Yellowing crops indicated the placement of streets — just as Louvet had seen from the ground some four centuries earlier — in the Gallo-Roman settlement near Vendeuil-Caply (Oise).
Archaeological excavation at Vendeuil-Caply around 1800, as it was rather haphazardly practiced at the time. Etching by Naudet.
Long before the invention of the airplane
Well before aerial photography, certain researchers took note of the sites of buried remains. Perhaps there were variations in the color of crops and of the soil. In France, as early as the seventeenth century, texts mentioned phenomena that revealed the location of buried remains: descriptions of specific anomalies revealing ancient human habitations in moors and uncultivated areas, whether these consisted of differing levels of dampness on bare ground, or anomalies in the growth of grain. Thus, in his Histoire et Antiquitez du pays de Beauvaisis, published in 1631, Louvet said the following about the location of a buried Roman town at Vendeuil-Caply (Oise):
"When this countryside is sown with wheat, one can still see the extent and the location of the streets where the wheat is shorter, than the place where the houses were built"

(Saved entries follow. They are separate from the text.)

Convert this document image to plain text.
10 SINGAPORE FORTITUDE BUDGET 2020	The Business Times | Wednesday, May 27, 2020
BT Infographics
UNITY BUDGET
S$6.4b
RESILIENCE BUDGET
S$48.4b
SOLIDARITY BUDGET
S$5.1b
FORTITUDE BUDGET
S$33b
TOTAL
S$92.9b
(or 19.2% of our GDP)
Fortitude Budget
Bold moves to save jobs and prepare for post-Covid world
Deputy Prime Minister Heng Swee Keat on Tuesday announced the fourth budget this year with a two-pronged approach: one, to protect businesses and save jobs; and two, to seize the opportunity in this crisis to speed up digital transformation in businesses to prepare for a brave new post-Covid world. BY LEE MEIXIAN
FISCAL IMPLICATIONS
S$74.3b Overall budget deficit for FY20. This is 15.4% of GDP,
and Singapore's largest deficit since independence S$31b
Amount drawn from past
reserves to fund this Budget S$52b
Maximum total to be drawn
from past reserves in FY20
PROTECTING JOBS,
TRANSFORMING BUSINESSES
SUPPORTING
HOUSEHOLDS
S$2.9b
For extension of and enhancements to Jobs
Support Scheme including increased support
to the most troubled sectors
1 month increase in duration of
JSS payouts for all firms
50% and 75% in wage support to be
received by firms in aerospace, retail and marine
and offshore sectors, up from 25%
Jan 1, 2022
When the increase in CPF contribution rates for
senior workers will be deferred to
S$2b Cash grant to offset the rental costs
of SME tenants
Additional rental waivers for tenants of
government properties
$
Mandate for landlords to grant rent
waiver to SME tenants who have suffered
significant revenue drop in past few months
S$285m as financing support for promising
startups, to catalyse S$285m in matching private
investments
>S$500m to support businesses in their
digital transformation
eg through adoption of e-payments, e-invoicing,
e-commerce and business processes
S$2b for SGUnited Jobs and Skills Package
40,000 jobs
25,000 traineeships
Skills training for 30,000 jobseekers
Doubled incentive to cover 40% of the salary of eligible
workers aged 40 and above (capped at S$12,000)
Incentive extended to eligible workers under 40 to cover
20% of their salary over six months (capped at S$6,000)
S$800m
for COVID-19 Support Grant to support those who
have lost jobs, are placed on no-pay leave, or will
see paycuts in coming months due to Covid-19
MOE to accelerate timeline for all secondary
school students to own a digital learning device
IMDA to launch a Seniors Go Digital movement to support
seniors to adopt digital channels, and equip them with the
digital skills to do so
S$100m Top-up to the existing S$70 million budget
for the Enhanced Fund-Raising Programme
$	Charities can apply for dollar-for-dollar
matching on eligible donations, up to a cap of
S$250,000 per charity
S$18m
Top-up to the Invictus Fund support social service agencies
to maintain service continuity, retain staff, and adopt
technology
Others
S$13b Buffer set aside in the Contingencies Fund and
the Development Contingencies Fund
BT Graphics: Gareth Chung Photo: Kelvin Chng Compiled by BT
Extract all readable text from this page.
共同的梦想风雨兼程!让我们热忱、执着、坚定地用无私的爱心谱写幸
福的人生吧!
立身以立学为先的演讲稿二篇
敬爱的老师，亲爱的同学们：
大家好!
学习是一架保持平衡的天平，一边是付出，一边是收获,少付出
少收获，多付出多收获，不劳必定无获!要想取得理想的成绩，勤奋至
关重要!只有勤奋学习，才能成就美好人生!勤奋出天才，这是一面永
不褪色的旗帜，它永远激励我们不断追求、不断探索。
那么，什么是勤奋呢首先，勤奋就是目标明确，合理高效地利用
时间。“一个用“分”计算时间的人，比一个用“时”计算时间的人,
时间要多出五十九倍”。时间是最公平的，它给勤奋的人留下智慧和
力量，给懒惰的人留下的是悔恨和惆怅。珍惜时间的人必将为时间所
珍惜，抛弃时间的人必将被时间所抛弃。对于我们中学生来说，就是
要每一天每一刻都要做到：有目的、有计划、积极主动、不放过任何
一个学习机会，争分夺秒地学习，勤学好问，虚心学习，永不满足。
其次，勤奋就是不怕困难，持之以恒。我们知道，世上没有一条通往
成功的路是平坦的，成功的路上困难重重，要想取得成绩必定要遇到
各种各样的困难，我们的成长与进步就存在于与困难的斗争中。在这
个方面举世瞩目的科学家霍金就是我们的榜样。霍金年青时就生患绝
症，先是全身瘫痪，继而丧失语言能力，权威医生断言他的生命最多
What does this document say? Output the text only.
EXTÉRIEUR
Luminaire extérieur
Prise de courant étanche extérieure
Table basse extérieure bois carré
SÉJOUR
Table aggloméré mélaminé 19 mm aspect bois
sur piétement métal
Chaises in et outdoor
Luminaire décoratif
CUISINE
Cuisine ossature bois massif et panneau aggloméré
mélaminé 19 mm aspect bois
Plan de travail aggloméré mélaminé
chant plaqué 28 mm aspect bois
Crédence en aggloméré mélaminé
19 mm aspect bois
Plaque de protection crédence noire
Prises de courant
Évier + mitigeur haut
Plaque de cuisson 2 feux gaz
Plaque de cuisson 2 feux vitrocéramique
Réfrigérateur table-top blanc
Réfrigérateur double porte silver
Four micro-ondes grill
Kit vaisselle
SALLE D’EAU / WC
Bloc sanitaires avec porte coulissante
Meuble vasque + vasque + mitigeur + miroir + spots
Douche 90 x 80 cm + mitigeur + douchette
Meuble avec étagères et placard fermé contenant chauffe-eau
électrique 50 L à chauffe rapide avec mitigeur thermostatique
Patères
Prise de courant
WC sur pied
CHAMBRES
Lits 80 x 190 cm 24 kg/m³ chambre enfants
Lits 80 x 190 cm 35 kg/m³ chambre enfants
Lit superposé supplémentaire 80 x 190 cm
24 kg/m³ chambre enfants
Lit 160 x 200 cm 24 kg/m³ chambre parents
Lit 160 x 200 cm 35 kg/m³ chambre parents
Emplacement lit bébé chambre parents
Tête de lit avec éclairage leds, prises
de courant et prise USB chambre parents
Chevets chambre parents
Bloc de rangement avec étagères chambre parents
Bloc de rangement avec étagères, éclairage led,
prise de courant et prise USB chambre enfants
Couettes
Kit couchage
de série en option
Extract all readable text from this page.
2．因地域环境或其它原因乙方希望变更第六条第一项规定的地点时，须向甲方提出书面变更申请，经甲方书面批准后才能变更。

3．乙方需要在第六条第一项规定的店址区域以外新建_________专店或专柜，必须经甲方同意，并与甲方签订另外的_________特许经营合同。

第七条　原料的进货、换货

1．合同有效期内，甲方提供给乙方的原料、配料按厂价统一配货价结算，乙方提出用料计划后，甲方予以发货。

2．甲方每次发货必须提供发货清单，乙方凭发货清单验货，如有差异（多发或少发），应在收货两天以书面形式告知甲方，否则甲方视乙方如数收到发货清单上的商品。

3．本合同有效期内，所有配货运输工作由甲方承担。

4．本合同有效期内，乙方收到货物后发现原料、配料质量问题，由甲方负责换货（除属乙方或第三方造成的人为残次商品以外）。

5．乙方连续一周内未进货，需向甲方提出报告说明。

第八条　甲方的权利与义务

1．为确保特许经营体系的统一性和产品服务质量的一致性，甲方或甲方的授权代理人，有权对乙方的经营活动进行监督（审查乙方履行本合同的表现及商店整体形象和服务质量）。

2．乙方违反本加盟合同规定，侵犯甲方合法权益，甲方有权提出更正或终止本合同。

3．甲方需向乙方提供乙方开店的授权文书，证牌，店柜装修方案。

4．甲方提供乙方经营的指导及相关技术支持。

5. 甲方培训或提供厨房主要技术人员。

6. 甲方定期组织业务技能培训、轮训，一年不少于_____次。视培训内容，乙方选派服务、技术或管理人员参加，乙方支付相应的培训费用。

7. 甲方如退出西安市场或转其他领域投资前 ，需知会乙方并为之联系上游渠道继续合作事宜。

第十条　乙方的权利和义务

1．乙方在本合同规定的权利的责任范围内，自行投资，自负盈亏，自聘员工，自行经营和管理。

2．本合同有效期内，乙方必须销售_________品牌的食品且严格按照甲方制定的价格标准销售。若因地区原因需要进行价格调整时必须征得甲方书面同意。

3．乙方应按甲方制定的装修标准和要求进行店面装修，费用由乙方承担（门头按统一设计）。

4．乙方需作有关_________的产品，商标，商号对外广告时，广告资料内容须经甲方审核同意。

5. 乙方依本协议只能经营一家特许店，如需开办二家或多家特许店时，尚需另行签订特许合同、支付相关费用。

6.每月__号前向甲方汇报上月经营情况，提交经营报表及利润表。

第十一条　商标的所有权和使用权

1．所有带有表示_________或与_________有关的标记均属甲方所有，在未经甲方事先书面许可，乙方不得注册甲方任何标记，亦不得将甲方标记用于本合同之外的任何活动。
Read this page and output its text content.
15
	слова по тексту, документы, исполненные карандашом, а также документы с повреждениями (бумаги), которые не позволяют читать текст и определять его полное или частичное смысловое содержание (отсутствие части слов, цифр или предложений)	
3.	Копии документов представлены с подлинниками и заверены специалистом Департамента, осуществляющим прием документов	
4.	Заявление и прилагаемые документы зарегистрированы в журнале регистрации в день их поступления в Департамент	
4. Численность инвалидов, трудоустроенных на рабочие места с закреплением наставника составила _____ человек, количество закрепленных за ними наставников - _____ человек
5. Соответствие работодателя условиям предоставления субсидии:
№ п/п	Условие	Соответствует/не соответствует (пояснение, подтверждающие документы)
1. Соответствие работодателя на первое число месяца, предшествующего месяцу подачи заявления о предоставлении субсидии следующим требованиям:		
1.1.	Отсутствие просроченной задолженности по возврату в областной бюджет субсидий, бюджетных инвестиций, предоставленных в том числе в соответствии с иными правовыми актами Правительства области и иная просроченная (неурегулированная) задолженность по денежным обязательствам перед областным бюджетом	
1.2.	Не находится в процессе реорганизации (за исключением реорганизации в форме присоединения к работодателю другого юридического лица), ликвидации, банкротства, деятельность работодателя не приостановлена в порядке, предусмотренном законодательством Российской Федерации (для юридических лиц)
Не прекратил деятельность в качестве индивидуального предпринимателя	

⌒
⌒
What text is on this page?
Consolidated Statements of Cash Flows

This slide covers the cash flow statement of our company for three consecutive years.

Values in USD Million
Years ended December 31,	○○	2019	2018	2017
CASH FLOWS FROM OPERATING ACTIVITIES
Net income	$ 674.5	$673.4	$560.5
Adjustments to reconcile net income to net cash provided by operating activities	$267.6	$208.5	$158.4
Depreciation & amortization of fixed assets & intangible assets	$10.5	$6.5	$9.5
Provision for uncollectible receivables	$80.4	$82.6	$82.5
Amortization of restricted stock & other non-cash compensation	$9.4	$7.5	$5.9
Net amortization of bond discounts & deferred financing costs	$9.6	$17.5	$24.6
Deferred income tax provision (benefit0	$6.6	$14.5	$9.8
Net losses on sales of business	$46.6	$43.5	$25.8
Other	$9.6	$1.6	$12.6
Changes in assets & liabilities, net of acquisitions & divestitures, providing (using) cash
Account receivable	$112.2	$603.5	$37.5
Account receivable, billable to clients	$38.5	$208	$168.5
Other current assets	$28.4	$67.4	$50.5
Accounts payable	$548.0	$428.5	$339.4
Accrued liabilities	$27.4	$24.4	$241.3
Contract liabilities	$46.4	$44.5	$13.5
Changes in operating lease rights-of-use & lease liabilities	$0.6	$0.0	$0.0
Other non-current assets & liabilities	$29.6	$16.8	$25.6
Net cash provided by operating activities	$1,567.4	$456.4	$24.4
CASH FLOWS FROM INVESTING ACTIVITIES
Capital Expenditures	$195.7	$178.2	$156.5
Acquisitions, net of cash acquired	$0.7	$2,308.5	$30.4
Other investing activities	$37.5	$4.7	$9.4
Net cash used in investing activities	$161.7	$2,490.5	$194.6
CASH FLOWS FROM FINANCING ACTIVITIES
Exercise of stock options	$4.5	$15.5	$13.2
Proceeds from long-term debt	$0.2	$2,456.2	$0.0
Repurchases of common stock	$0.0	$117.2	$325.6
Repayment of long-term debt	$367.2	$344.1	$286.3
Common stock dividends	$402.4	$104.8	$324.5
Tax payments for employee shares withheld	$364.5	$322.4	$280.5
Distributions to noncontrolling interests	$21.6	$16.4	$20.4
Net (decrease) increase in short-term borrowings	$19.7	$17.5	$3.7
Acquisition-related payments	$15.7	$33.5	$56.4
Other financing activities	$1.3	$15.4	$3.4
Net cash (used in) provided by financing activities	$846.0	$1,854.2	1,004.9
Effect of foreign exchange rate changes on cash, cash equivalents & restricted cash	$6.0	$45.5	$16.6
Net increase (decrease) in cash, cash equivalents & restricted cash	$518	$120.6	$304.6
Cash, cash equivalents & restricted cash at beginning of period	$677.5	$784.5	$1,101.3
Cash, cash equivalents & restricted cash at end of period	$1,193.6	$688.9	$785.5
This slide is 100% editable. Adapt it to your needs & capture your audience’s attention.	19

One would think that aerial archaeology only saw the light after human beings had invented the means to lift themselves into the air and to move around at will. The first hot air balloon went up in 1783, and the airplane was invented at the beginning of the twentieth century. In fact, an aerial point of view only became a source of scientific information when it became possible to take photographs. We had to wait until 1858, when Félix Tournachon, known as Nadar, after several failed attempts, took his first aerial photograph eighty meters above the town of Petit Clamart in the suburbs of Paris. From his balloon in 1852 in the United States, John Wise discovered traces of a tumulus in Ohio — which he was unable to find later on the ground, because aerial photography had not yet been invented!